El domingo 15 de marzo de 2020 la jefa de Medicina Interna pidió, suplicó, que, por favor, alguno de los médicos, quien fuera, siempre y cuando no estuviera contagiado, acudiera al hospital a echar una mano a los dos únicos facultativos internistas no enfermos que se estaban ocupando de la debacle. En teoría yo no debía salir de casa, pero aún así, sentí que era mi deber acudir; me encontraba bien y nadie me instó a respetar el confinamiento. Me dirigí a Igualada. El último día que conduje mi coche todo era normal; aquel domingo era la única que circulaba. Desolador. En un control policial de Mossos d’Esquadra a la entrada de Igualada, me pidieron acreditación; mostré el carnet del Colegio de Médicos y me autorizaron a continuar. Terrorífico. En el hospital, mis compañeras me enseñaron a toda prisa cómo protegerme: mascarilla FP2, mascarilla quirúrgica, bata impermeable, doble guante, pantalla protectora. Me enviaron a urgencias a revisar los pacientes con ingreso administrativo pero que no disponían de cama en la planta. Revisa tratamientos, ajusta medicación, haz una pequeña nota de ingreso. Como gastroenteróloga, con actividad cien por cien ambulatoria, jamás había estado en el servicio de urgencias; no sabía cómo hacer los informes, no sabía como pautar medicamentos, no recordaba ya cómo actuar ante un enfermo respiratorio, y, evidentemente, como el resto del mundo, no tenía ni idea de cómo tratar el COVID; no sabía a quién pedir ayuda, con el EPI todos éramos iguales, médicos, enfermeros, camilleros, personal de limpieza. En cualquier caso, no había a quién pedir ayuda. Estaba perdida. Mis compañeros estaban perdidos. El primer paciente que visité tenía cincuenta años; hubo que derivarlo al Hospital General de Catalunya. Cuando informé a su pareja por teléfono de ello, se me puso a llorar: doctora, me dijo, por favor, cuídenlo, que tenemos que casarnos. Colgué y también lloré. ¿En qué puto infierno había, habíamos, caído?
El 18 de marzo se acabó mi confinamiento.
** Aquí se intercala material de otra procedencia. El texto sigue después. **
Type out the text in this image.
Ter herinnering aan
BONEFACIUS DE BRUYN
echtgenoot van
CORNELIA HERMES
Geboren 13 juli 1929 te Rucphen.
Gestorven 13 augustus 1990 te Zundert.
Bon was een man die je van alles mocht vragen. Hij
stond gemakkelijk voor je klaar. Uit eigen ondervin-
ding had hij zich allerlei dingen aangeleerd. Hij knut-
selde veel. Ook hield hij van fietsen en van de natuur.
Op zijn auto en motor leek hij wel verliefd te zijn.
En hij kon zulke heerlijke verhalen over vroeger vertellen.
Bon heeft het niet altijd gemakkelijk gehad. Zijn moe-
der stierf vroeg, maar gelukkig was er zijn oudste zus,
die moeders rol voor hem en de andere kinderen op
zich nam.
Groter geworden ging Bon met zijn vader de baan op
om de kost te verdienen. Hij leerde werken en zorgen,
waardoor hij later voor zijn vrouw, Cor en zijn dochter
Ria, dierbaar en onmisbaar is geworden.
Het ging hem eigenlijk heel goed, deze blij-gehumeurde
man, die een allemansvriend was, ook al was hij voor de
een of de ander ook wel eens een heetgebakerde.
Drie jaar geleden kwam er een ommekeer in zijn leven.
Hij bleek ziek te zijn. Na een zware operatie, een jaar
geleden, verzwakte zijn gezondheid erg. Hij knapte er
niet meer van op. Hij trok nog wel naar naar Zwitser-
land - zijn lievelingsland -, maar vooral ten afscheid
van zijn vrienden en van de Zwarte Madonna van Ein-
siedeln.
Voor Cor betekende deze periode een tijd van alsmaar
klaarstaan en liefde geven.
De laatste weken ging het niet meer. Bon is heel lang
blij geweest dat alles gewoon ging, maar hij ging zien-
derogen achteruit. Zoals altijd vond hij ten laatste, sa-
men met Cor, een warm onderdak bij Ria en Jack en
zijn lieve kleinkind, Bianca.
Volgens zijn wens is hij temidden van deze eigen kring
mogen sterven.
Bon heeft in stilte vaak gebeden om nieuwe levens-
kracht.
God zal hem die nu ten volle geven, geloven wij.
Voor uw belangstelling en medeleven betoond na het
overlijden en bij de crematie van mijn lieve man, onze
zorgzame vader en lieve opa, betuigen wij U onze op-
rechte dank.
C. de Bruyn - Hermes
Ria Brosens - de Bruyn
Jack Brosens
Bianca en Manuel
El 19 de marzo acudí al hospital a pasar visita con otros compañeros: una internista en período de formación, y, el resto, especialistas que hacía años que solo nos dedicábamos a nuestro campo, endocrinología, reumatología, quizá hubiera algún dermatólogo, o algún médico de familia, no podría asegurarlo. Todo es borroso. Lo cierto es que algunos de nosotros hacía muchos años que no llevábamos pacientes de planta, y mucho menos con patologías infecciosas, respiratorias o cardiológicas. Nos entregaron un protocolo de tratamiento –un protocolo realizado con la mejor intención, pero sin evidencia científica, hecho con prisas, copiado a medias del del Hospital de Bellvitge, o del Hospital Clínic, qué sé yo; pero que ni en estos centros de referencia estaban basados en datos fiables porque no los había, ni fiables, ni no fiables. Nos dieron una lista de pacientes, como quince para cada uno. Nos recordaron las medidas de prevención y, ala, al tajo. Los enfermos de la lista estaban ingresados en habitaciones dispersas, en diferentes plantas; cada vez que salías de un área COVID tenías que quitarte todo el EPI, y colocarte uno nuevo unos metros más allá, para no transportar el virus de un lado a otro. Pero no había más método de separación entre las zonas COVID y no COVID que una raya en el suelo. En serio, ¿el virus respetaba estos límites? Algunos pacientes estaban graves, necesitaba asesoramiento; pero no había nadie a quién preguntar, todo el mundo estaba igual que yo. Prisas, carreras, Hice lo que pude, pero me pareció insuficiente. Aquel día no paré para desayunar a media mañana, ni para comer. Mi botella de agua se quedó, intacta, sobre el escritorio. Cuando volvía a casa tuve que parar en el arcén porque no lograba dejar de llorar. Grité y golpeé el volante.
La introducción había acabado. Por delante, el capítulo uno.